How Does Thunder Rolling In The Mountains End?

2025-12-15 01:54:45 327

4 Answers

Owen
Owen
2025-12-16 20:06:03
Scott O'Dell's 'Thunder Rolling in the Mountains' is a heartbreaking yet powerful historical novel that follows the Nez Perce tribe's flight from U.S. forces. The ending is particularly poignant—Sound of Running Feet, the young protagonist, witnesses the final surrender of her people at Bear Paw. Chief Joseph's famous words, 'I will fight no more forever,' mark the tragic conclusion of their resistance. The book doesn’t shy away from the devastation of displacement, but it also honors the resilience of the Nez Perce through Sound of Running Feet’s perspective. What stuck with me was how O'Dell balances historical accuracy with deep emotional weight, making the ending feel like a quiet storm—full of grief, but also dignity.

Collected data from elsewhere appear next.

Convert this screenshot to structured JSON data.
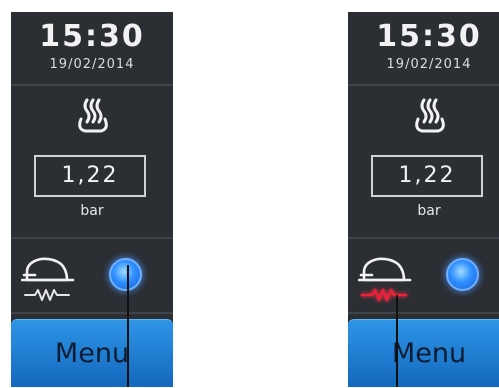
{
  "panels": [
    {
      "clock": {
        "time": "15:30",
        "date": "19/02/2014"
      },
      "pressure": {
        "value": "1,22",
        "unit": "bar"
      },
      "heater_color": "#e6e6e6",
      "menu_label": "Menu"
    },
    {
      "clock": {
        "time": "15:30",
        "date": "19/02/2014"
      },
      "pressure": {
        "value": "1,22",
        "unit": "bar"
      },
      "heater_color": "#e8223a",
      "menu_label": "Menu"
    }
  ],
  "icons": {
    "steam": "steam-icon",
    "boiler": "boiler-heater-icon",
    "status_light": "blue-status-light"
  },
  "colors": {
    "panel_bg": "#2b2e33",
    "menu_button": "#1f7fd6",
    "indicator": "#2f8fff"
  }
}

I first read this in middle school, and that final scene Haunted me for weeks. It’s not a 'happy' ending, but it’s one that lingers, especially with Sound of Running Feet’s unresolved fate. The book leaves you thinking about what survival really means when your world is forcibly changed. Even now, I recommend it to friends who want historical fiction that doesn’t sugarcoat the past.
Quentin
Quentin
2025-12-18 08:42:43
The ending of 'Thunder Rolling in the Mountains' is a masterclass in understated tragedy. O’Dell doesn’t dramatize the Nez Perce’s defeat—he lets the facts speak for themselves, filtered through a teenager’s eyes. Sound of Running Feet’s voice stays stubbornly hopeful until the very end, even as her tribe is marched toward imprisonment. The juxtaposition of her youthful resilience against the adults’ exhaustion is crushing. What’s clever is how O’Dell hints at her eventual escape (historically, some Nez Perce did flee to Canada), leaving just enough ambiguity to spark discussions. I taught this to a 7th-grade class once, and kids debated for days whether that open-endedness was hopeful or just realistic. Either way, it sticks with you.
Liam
Liam
2025-12-19 10:06:14
Man, this book wrecked me. The ending is brutal but honest—after pages of tension during the Nez Perce’s desperate escape, they’re cornered just shy of Canada. Chief Joseph’s surrender speech is the climax, and O’Dell writes it with such raw simplicity that it hits harder than any dramatic monologue could. Sound of Running Feet’s narration stays grounded in her youth; she doesn’t fully grasp the political weight, but her personal loss (her father’s death, her Fractured hope) makes the history feel immediate. The last lines are sparse, almost like a exhale after running. No grand resolution, just survival carrying on. I appreciate how the book trusts readers to sit with that discomfort.
Yaretzi
Yaretzi
2025-12-19 23:16:33
It ends in surrender, but not defeat—that’s the nuance O’Dell nails. Sound of Running Feet’s final thoughts linger on the land, the memories, the quiet defiance in survival. The actual surrender at Bear Paw is brief in the text, almost abrupt, which mirrors how suddenly everything changed for the Nez Perce. What I love is how the book’s title echoes through the ending: the ‘thunder’ isn’t just war drums, but the lasting impact of their story. A gut-punch of a conclusion, but necessary.